The world’s 7 most interesting active volcanoes

VESUVIUS - ITALY
It's the largest active volcano in Europe situated on land. It proudly dominates over the panorama of Naples, rising to a height of 1,128 metres above sea level. The last large eruption of Vesuvius took place in 1944, but many experts believe that it might still have more to say. A reminder of its strength is the "frozen city" - the ruins of Pompei, which was destroyed by the volcano in the times of the Roman Empire, which contains human bodies mummified in volcanic ash.

EYJAFJALLAJOKULL, ICELAND

In the South of Iceland there's a volcano which, though perhaps not the largest volcano in the world, is very active. Despite its name being extremely difficult to pronounce, it was on everyone's lips in the spring of 2010. About 3,000 small cave-ins of earth preceded a discharge of gases and volcanic ash, which, for several weeks, hindered the movement of airplanes in North-Western Europe.

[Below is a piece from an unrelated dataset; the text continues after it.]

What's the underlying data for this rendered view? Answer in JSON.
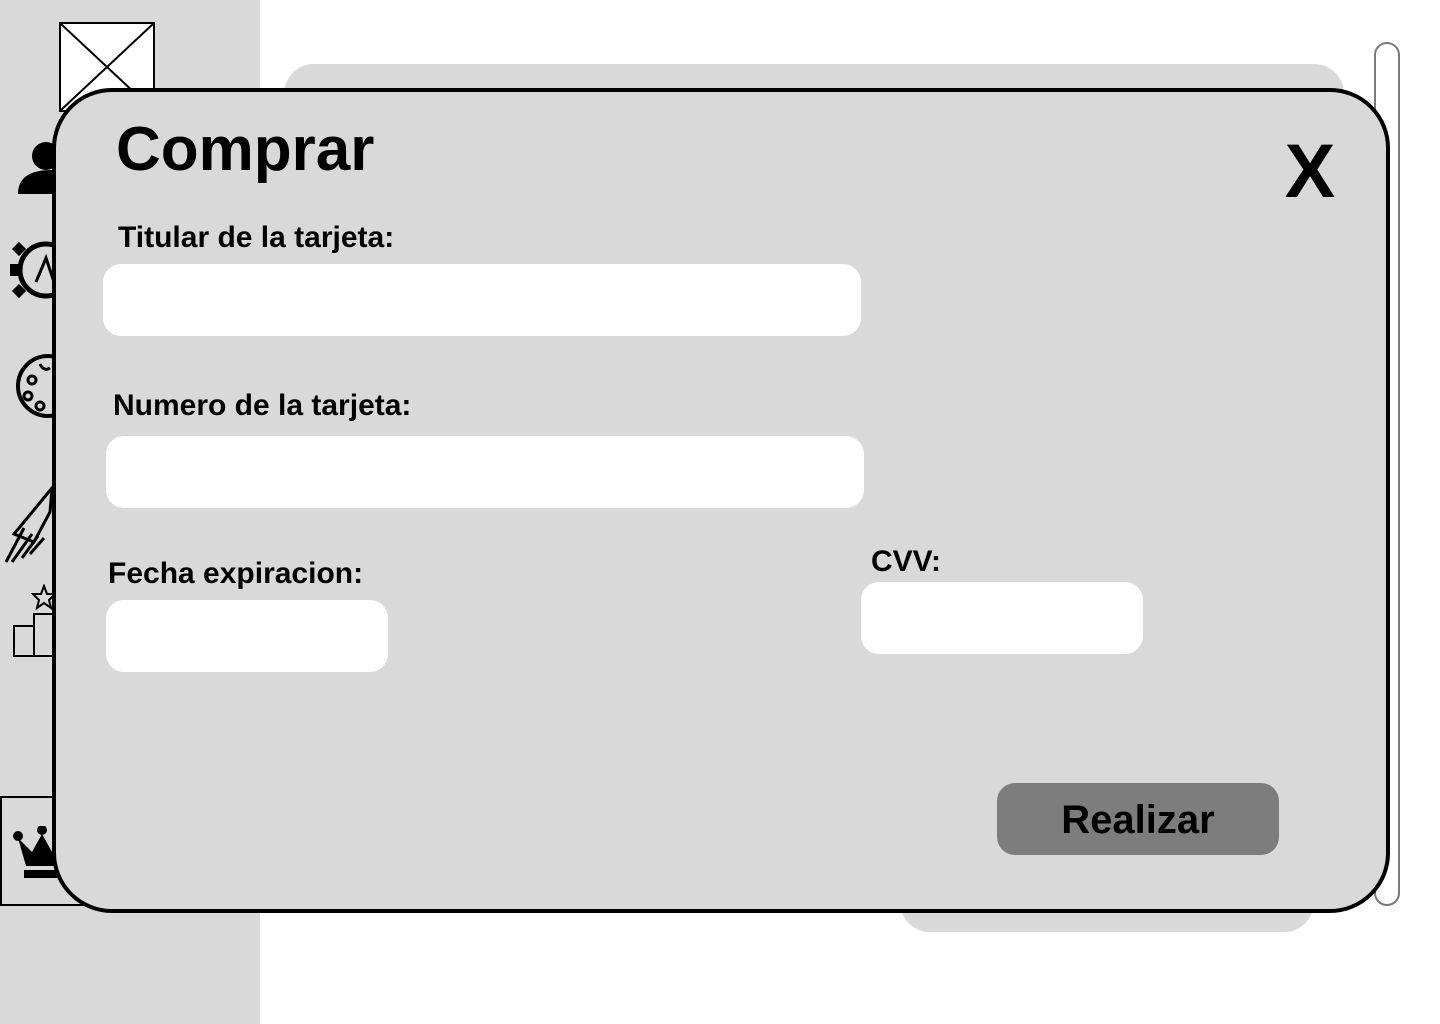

The cities of Fljotshlia and Markadfljot were evacuated. There were no human victims of the eruption.


ERTA ALE, ETHIOPIA

The most active volcano in Ethiopia is also one of the most interesting products of nature in the world - it contains not only one, but two lakes of lava. It reaches a height of 613 metres above sea level, and its name is translated as "Smoking Mountain". It is very dangerous. An eruption in 2005 killed huge herds of livestock and forced people living nearby to evacuate the area.


KAWAH IJEN,INDONESIA

Among the 150 volcanoes of Indonesia, 127 are active. Many of them, including popular Bromoand powerful Merapi, contain popular peaks for trekking. Tourists travelling to Bali also often visit Kawah Ijen, located in nearby Java. Its exceptionality is proven by a crater filled with an acidic, turquoise-hued lake, one kilometre in width, as well as impressive layers of smoking sulphur which is carried from the peak in huge baskets by workers.


SAKURAJIMA, JAPAN

This volcano with three peaks, the tallest of which is 1,117 metres above sea level, arose about 13,000 years ago, creating an island near the southern shore of the island of Kyushu. At the beginning of the 20th century, it grew tired of being isolated - a huge eruption of lava formed an isthmus, which turned the island into a peninsula. The volcano has been constantly active for nearly 50 years. In 2013 it spewed into the air 5,000 cubic metres of ash, covering the nearby city of Kagoshima.


MOUNT CLEVELAND, ALASKA

We've been hearing a lot this volcano lately. Over ,the past 230 years, Cleveland has exploded at least 22 times, and it has been the most active in the past five years. It reaches a height of 1,730 metres above sea level, and, due to the spewing of ash, it is constantly avoided by airplanes flying over the Northern Pacific. It is also the most difficult volcano to study, since there's no land road leading to it and the constant threat of eruption means it can only be admired from afar.


POPOCATEPETL, MEXICO
El Popo, otherwise known as Don Goyo, which looks like a huge (5,426 metres above sea level) cone-shaped mountain, is a volcano with a snowcapped summit located southeast of the capital city of Mexico. It's one of the world’s most active volcanoes. Its last eruption was in 2013. At that time, it was possible to see a 3.5-kilometre cloud of ash and steam rising above the crater. Its previous eruption was in 2000, when it was necessary to evacuate tens of thousands of people.